An example: our blog-post rubric #

Here’s the rubric we grade wrunk.dev posts against — this is the canonical version. Each dimension scores 0–10:

One clear point, led with — a single takeaway, stated up front, not buried
- ✓ Opens with "Use a window manager — here’s the 5-minute setup"
- ✗ Three paragraphs of backstory before the actual advice
- ✗ Two competing theses fighting for the same post
Concise & information-dense — no filler; survives a "cut 30%" pass
- ✓ "Sonnet is usually plenty for writing"
- ✗ "It is also worth bearing in mind that, in many cases, one might consider…"
- ✗ A 400-word section a 6-bullet list would cover
Scannable — H2 signposting, short paragraphs, bullets, disciplined emphasis
- ✓ You can grasp the whole post from the H2s alone
- ✗ A wall of 8-sentence paragraphs, no headings
- ✗ Half the sentences bolded "for emphasis"
Accurate & current — claims correct, sourced where load-bearing, nothing outdated
- ✓ "Meta added an AI-assisted interview (Oct 2025)" — with a link
- ✗ "GPT-4 is the latest model" (outdated)
- ✗ A confident statistic with no source
Voice — friendly, technical-but-readable, neutral; consistent with the rest of the site
- ✓ "It had a good run, but I don’t want to install Rosetta"
- ✗ Hype or snark ("this changes EVERYTHING")
- ✗ Stiff corporate tone ("leveraging synergies to…")

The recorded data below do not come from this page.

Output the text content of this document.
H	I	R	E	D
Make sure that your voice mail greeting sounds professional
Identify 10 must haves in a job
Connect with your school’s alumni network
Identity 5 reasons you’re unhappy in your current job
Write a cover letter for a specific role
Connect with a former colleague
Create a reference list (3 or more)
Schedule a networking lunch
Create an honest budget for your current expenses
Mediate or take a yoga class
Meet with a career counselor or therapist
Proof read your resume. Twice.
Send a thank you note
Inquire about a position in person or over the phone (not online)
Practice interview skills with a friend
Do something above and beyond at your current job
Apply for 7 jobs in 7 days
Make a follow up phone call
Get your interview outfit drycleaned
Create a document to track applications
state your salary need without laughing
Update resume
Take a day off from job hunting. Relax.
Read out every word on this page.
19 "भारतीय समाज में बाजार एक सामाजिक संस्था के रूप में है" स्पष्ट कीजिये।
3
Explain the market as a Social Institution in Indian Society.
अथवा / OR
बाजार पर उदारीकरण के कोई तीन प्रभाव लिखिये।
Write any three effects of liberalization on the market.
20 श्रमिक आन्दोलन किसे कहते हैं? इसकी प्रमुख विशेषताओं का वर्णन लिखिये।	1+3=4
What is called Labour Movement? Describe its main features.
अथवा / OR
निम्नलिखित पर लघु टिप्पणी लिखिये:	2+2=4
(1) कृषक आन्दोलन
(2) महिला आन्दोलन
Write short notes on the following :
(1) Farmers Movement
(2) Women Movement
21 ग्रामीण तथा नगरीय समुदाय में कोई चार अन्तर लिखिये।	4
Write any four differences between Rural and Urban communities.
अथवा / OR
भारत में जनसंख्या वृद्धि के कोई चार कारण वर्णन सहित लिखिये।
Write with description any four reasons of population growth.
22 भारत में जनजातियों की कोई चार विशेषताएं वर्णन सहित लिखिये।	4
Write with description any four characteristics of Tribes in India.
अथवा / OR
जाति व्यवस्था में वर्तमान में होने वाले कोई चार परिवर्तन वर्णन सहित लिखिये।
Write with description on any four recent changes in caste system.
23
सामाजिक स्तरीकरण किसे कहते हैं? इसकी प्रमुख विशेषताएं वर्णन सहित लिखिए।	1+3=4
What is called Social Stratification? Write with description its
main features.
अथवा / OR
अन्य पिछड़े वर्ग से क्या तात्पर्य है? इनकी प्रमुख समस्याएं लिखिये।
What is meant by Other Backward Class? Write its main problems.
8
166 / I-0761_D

The gate — a hard cap. Some flaws are disqualifying no matter how good everything else is. If a post has a factual error, a load-bearing claim with no source, or an obviously outdated take, its score is capped at 4/10 — even if all five dimensions would otherwise be 9s and 10s. The reason: a polished post that’s wrong costs more trust than a plain post that’s right, so no amount of style buys back a credibility miss.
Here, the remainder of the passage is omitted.